“Music brings people together.” (Dr. Gary Furr in a recent interview with Vestavia Hills Living Magazine)
Many of you in the Birmingham area are familiar with the local bluegrass band called Shades Mountain Air. And if you know about Shades Mountain Air, I’m sure you’re also aware that vocalist/guitarist Gary Furr is in fact a Baptist pastor.
Music has always been an important part of Dr. Furr’s life. On his website he talks about growing up around bluegrass music. He is most definitely not the only musician in his family. Besides growing up in a family that loves bluegrass, Dr. Furr sites such influences as the Carter Family, Allison Krauss, Ricky Skaggs, and Johnny Cash, to name a few. He formed Shades Mountain Air in 1997 with some friends and the band is still going strong. I first had the privilege of hearing them years ago at a meeting of the Cooperative Baptist Fellowship in Birmingham, Alabama. I was still in college; admittedly I hadn’t at that point learned to appreciate bluegrass and roots music. But I remember that the band had incredibly tight musicianship and tight harmonies – not a ragtag bunch of hobbyists. This band was (and is) the real deal.

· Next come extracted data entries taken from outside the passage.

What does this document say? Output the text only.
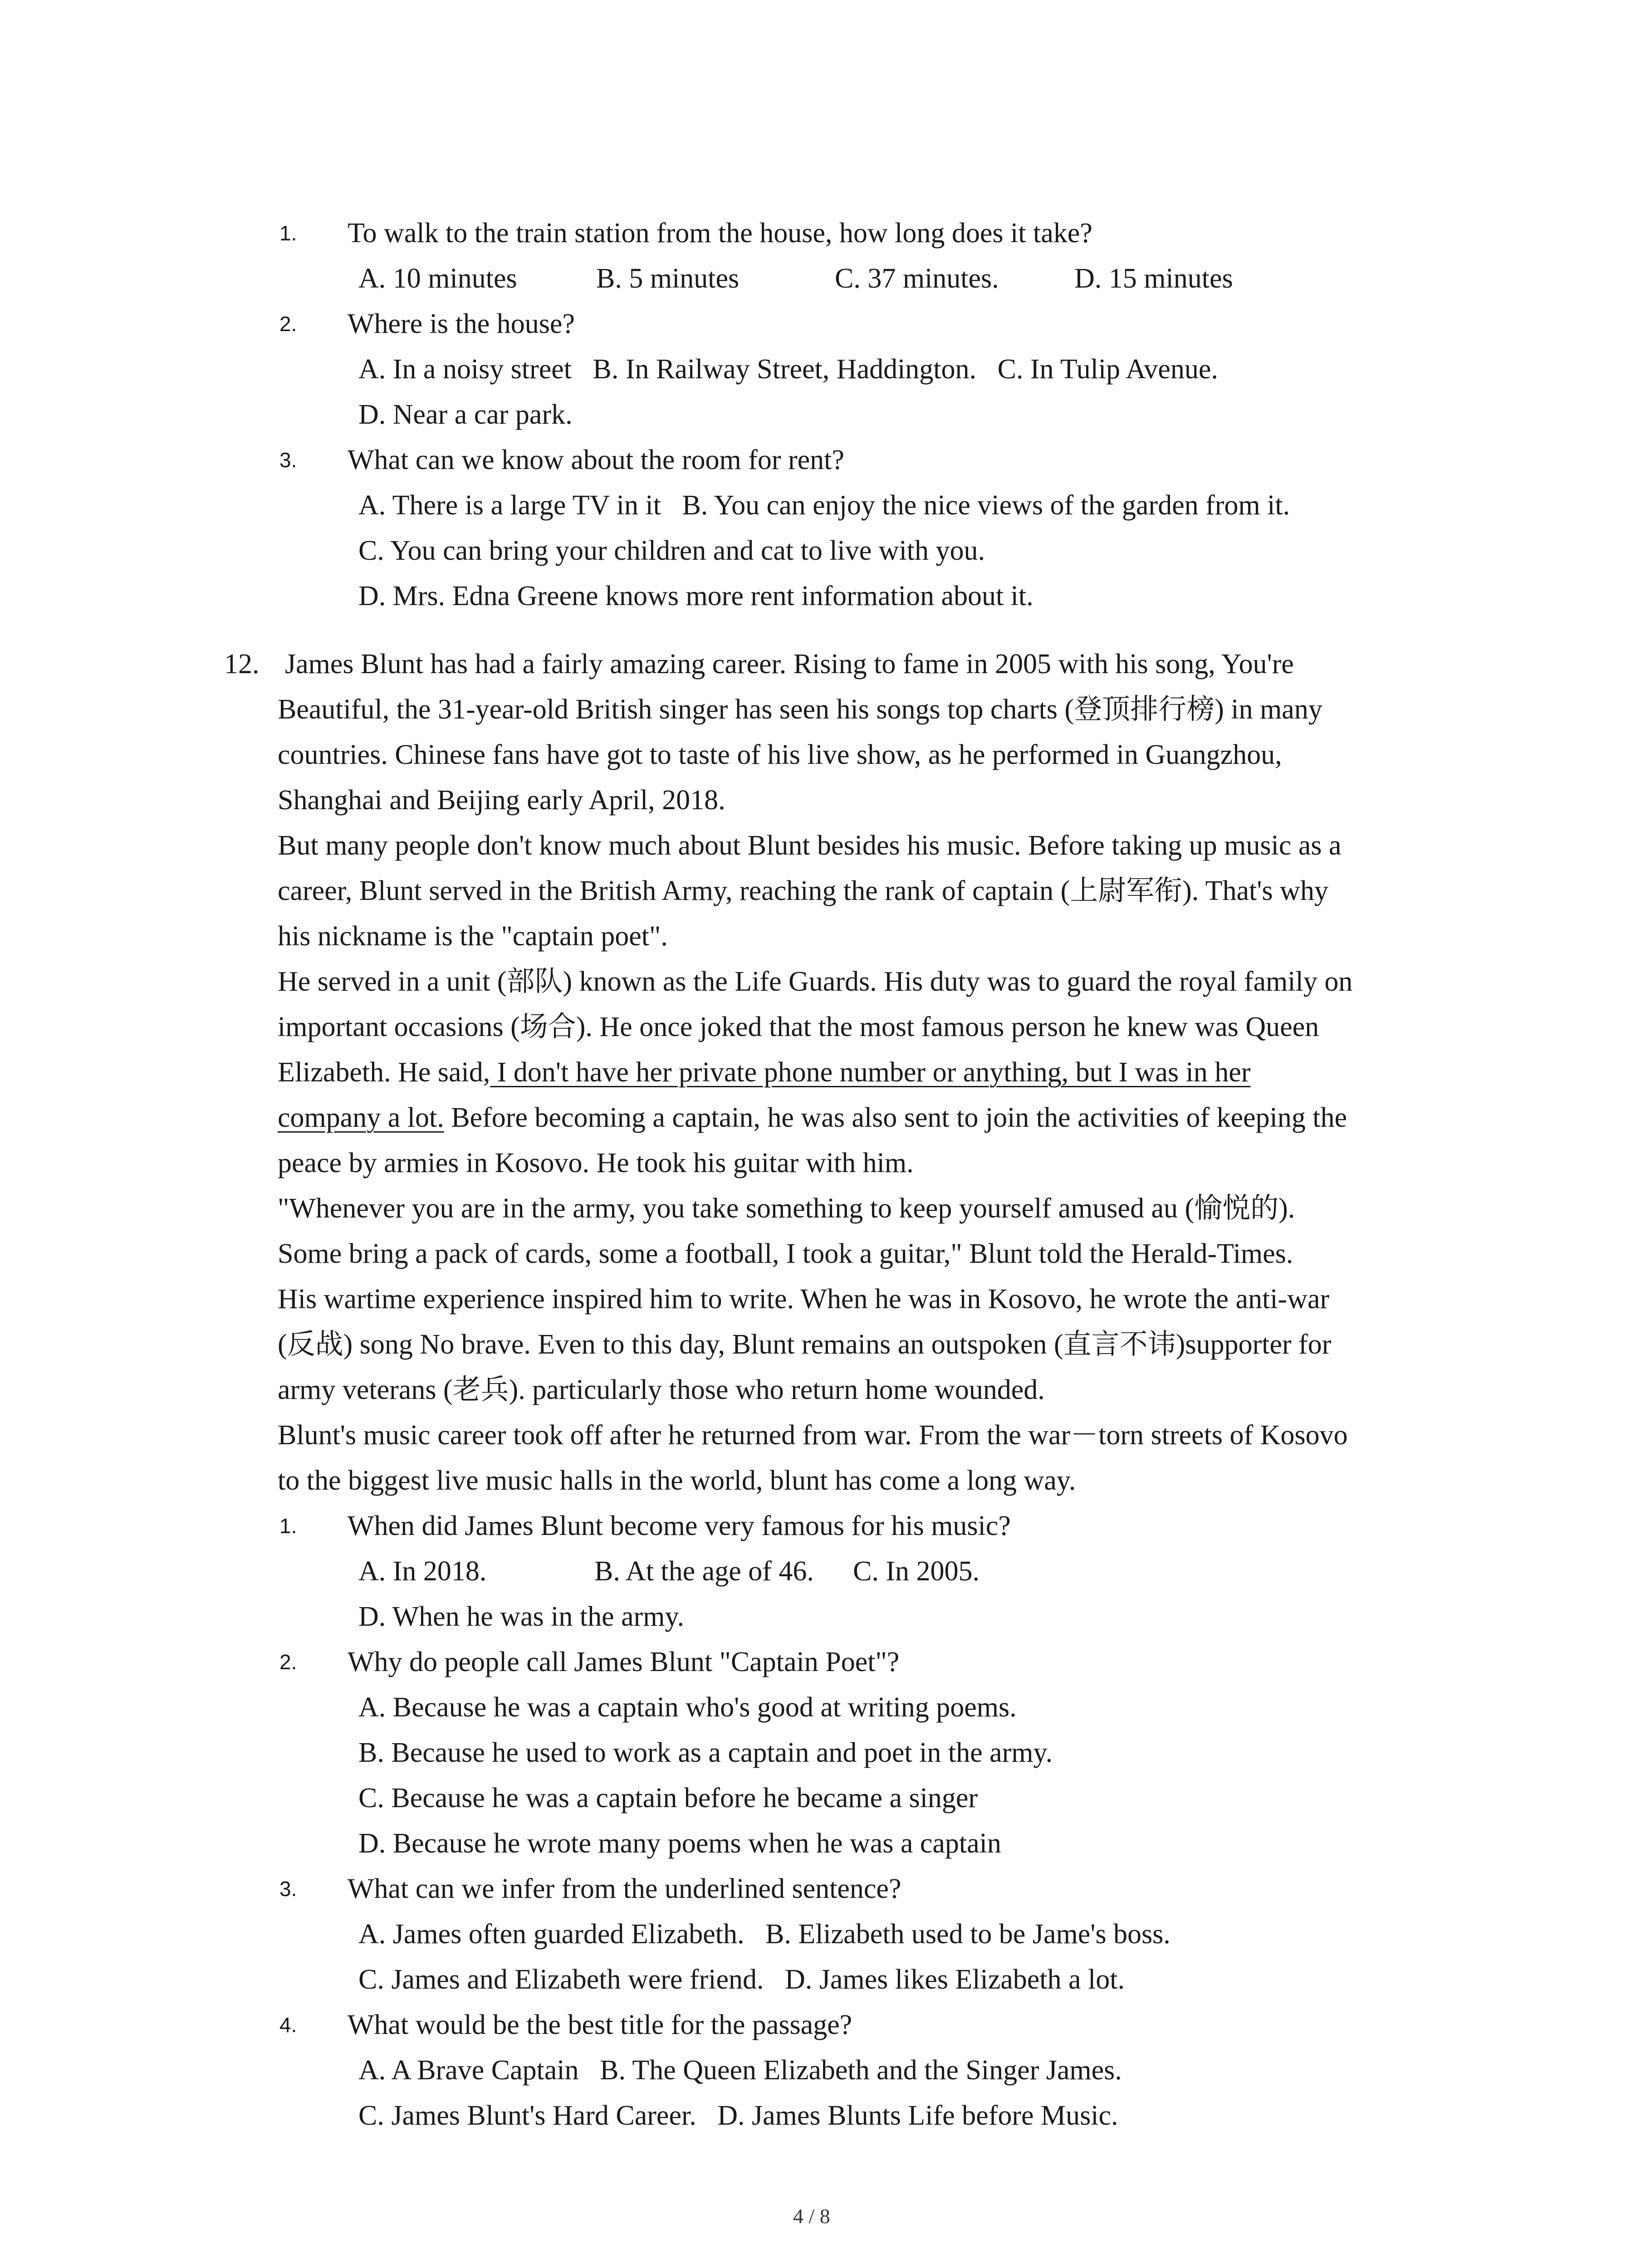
1. To walk to the train station from the house, how long does it take?
A. 10 minutes	B. 5 minutes	C. 37 minutes.	D. 15 minutes
2. Where is the house?
A. In a noisy street   B. In Railway Street, Haddington.   C. In Tulip Avenue.
D. Near a car park.
3. What can we know about the room for rent?
A. There is a large TV in it   B. You can enjoy the nice views of the garden from it.
C. You can bring your children and cat to live with you.
D. Mrs. Edna Greene knows more rent information about it.
12. James Blunt has had a fairly amazing career. Rising to fame in 2005 with his song, You're
Beautiful, the 31-year-old British singer has seen his songs top charts (登顶排行榜) in many
countries. Chinese fans have got to taste of his live show, as he performed in Guangzhou,
Shanghai and Beijing early April, 2018.
But many people don't know much about Blunt besides his music. Before taking up music as a
career, Blunt served in the British Army, reaching the rank of captain (上尉军衔). That's why
his nickname is the "captain poet".
He served in a unit (部队) known as the Life Guards. His duty was to guard the royal family on
important occasions (场合). He once joked that the most famous person he knew was Queen
Elizabeth. He said, I don't have her private phone number or anything, but I was in her
company a lot. Before becoming a captain, he was also sent to join the activities of keeping the
peace by armies in Kosovo. He took his guitar with him.
"Whenever you are in the army, you take something to keep yourself amused au (愉悦的).
Some bring a pack of cards, some a football, I took a guitar," Blunt told the Herald-Times.
His wartime experience inspired him to write. When he was in Kosovo, he wrote the anti-war
(反战) song No brave. Even to this day, Blunt remains an outspoken (直言不讳)supporter for
army veterans (老兵). particularly those who return home wounded.
Blunt's music career took off after he returned from war. From the war－torn streets of Kosovo
to the biggest live music halls in the world, blunt has come a long way.
1. When did James Blunt become very famous for his music?
A. In 2018.	B. At the age of 46. C. In 2005.
D. When he was in the army.
2. Why do people call James Blunt "Captain Poet"?
A. Because he was a captain who's good at writing poems.
B. Because he used to work as a captain and poet in the army.
C. Because he was a captain before he became a singer
D. Because he wrote many poems when he was a captain
3. What can we infer from the underlined sentence?
A. James often guarded Elizabeth.   B. Elizabeth used to be Jame's boss.
C. James and Elizabeth were friend.   D. James likes Elizabeth a lot.
4. What would be the best title for the passage?
A. A Brave Captain   B. The Queen Elizabeth and the Singer James.
C. James Blunt's Hard Career.   D. James Blunts Life before Music.
4 / 8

Besides being an outstanding musician, Dr. Furr is also an exceptional pastor. When I say “pastor” I don’t mean that he’s just a good preacher (which he totally is). I remember taking part in a spiritual formation workshop that Dr. Furr was helping to lead when I was in college. I remember being struck by his genuineness and warmth. He was not there to merely inform us; he was there to gently lead and guide. He was serious about listening to us confused college students, and helped us to find the inner resources we needed and didn’t know we had. I remember feeling like I had been in the presence of a true shepherd – a true pastor.
Dr. Furr has also been committed to standing up for traditional Baptist values such as the individual’s freedom before God. I asked him if he saw a connection between what he does with music and creativity and his vocation as a Baptist. This is what he said:
Creativity leads us into the realm of listening to the Holy Spirit—being open to the “new” that God brings into each moment and to the possibilities of life. It is also an area of connecting with the unconscious realm. This requires a receptivity that is only possible within a religious system that accommodates and tolerates freedom. The Baptist movement is not, of course, always renowned for its tolerance of freedom these days, which is curious. Rigidity and conformity seem to rail against all that birthed us as a movement, and yet we constantly fight against this in our actual history. It says that we live with great uneasiness alongside this gospel freedom.
We are not alone in that struggle. All Christian expressions have their various ways of accommodating both freedom and order. For Baptists, at the least it would seem that soul freedom would help us to incorporate the tension of the artist within our community.